When you run this application, you may see no parallelism if you are running on a machine with only one core or if the machine is busy running other applications.

Independent of whether you see speedup, you will likely observe that the code is incorrect. In the two-thread run, the application inserted 1 key in phase 1 that phase 2 couldn't find. When we run the application on our four-core machine with 4 threads:

2: put time = 1.516581
1: put time = 1.529754
0: put time = 1.816878
3: put time = 2.113230
2: get time = 15.635937
2: 21 keys missing
3: get time = 15.694796
3: 21 keys missing
1: get time = 15.714341
1: 21 keys missing
0: get time = 15.746386
0: 21 keys missing
completion time = 17.866878

Two points: 1) The completion time is about the same as for 2 threads, but this run did twice as many gets as with 2 threads; we are achieving good parallelism. 2) More keys are missing. In your runs, there may be more or fewer keys missing. There may be even 0 keys missing in some runs. If you run with 1 thread, there will never be any keys missing. Why are there missing keys with 2 or more threads, but not with 1 thread? Identify a sequence of events that can lead to keys missing for 2 threads.

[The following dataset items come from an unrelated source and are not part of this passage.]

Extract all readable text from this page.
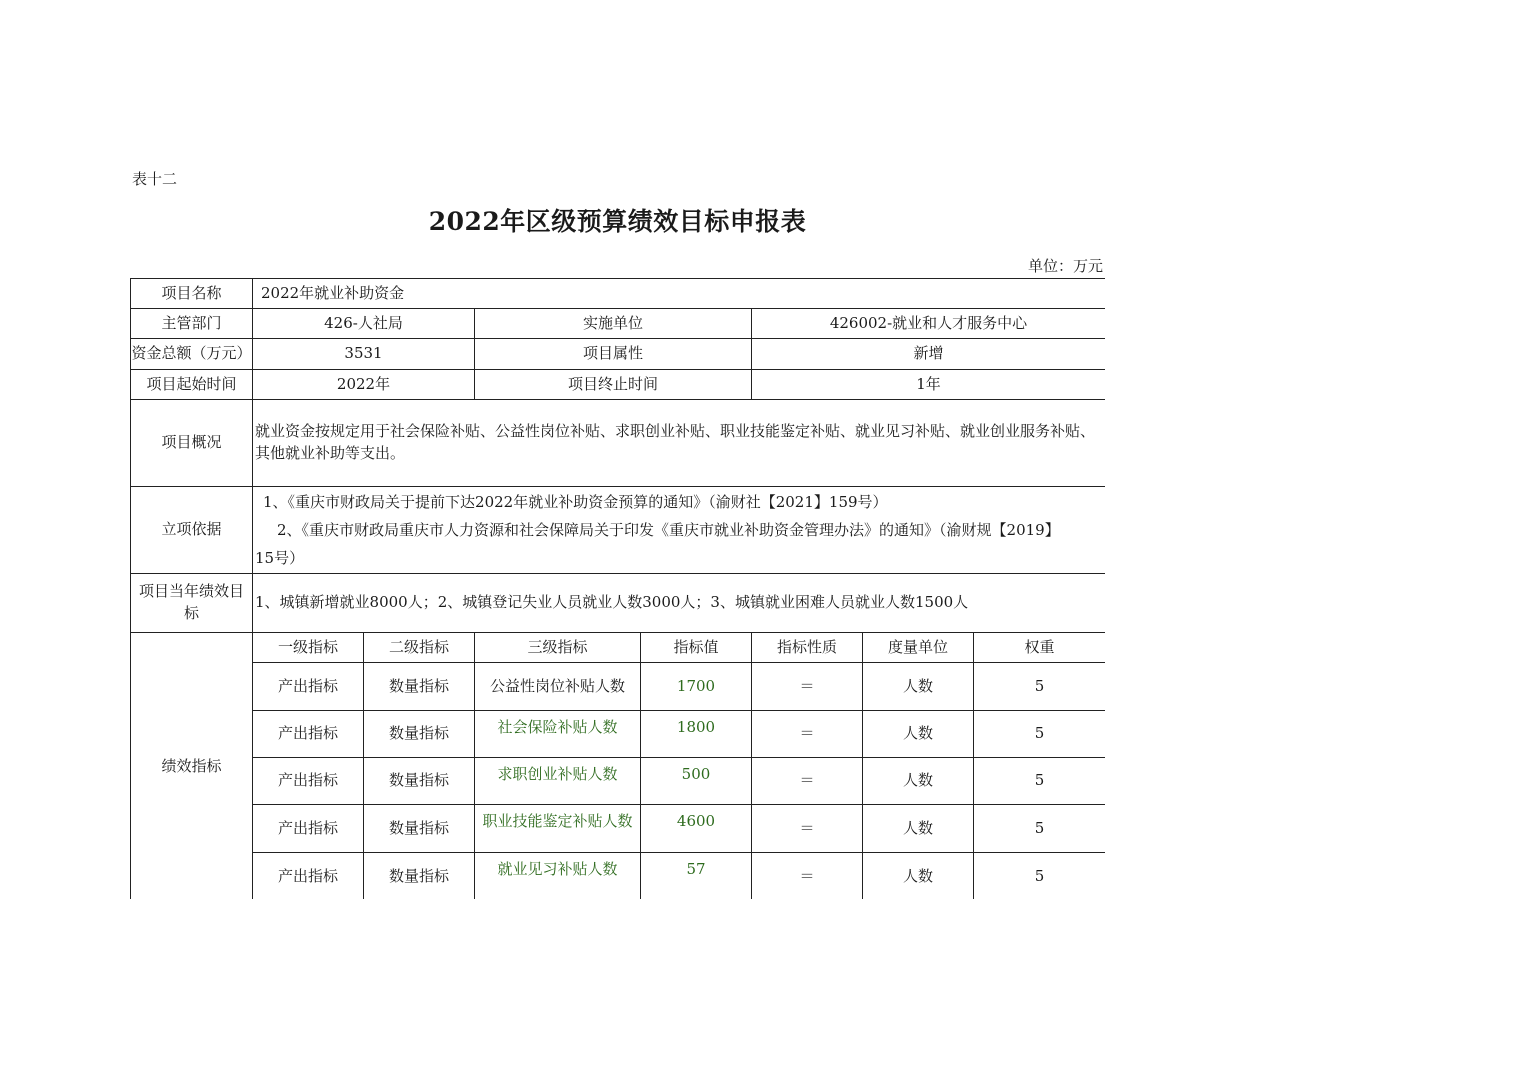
表十二
2022年区级预算绩效目标申报表
单位：万元
项目名称	2022年就业补助资金						
主管部门	426-人社局		实施单位		426002-就业和人才服务中心		
资金总额（万元）	3531		项目属性		新增		
项目起始时间	2022年		项目终止时间		1年		
项目概况	就业资金按规定用于社会保险补贴、公益性岗位补贴、求职创业补贴、职业技能鉴定补贴、就业见习补贴、就业创业服务补贴、其他就业补助等支出。						
立项依据	1、《重庆市财政局关于提前下达2022年就业补助资金预算的通知》（渝财社【2021】159号）
2、《重庆市财政局重庆市人力资源和社会保障局关于印发《重庆市就业补助资金管理办法》的通知》（渝财规【2019】
15号）						

项目当年绩效目标	1、城镇新增就业8000人；2、城镇登记失业人员就业人数3000人；3、城镇就业困难人员就业人数1500人						
绩效指标	一级指标	二级指标	三级指标	指标值	指标性质	度量单位	权重
	产出指标	数量指标	公益性岗位补贴人数	1700	＝	人数	5
	产出指标	数量指标	社会保险补贴人数	1800	＝	人数	5
	产出指标	数量指标	求职创业补贴人数	500	＝	人数	5
	产出指标	数量指标	职业技能鉴定补贴人数	4600	＝	人数	5
	产出指标	数量指标	就业见习补贴人数	57	＝	人数	5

To avoid this sequence of events, insert lock and unlock statements in put and get so that the number of keys missing is always 0. The relevant pthread calls are (for more see the manual pages, man pthread):

pthread_mutex_t lock;     // declare a lock
pthread_mutex_init(&lock, NULL);   // initialize the lock
pthread_mutex_lock(&lock);  // acquire lock
pthread_mutex_unlock(&lock);  // release lock

Test your code first with 1 thread, then test it with 2 threads. Is it correct (i.e. have you eliminated missing keys?)? Is the two-threaded version faster than the single-threaded version?

Modify your code so that get operations run in parallel while maintaining correctness. (Hint: are the locks in get necessary for correctness in this application?)

Modify your code so that some put operations run in parallel while maintaining correctness. (Hint: would a lock per bucket work?)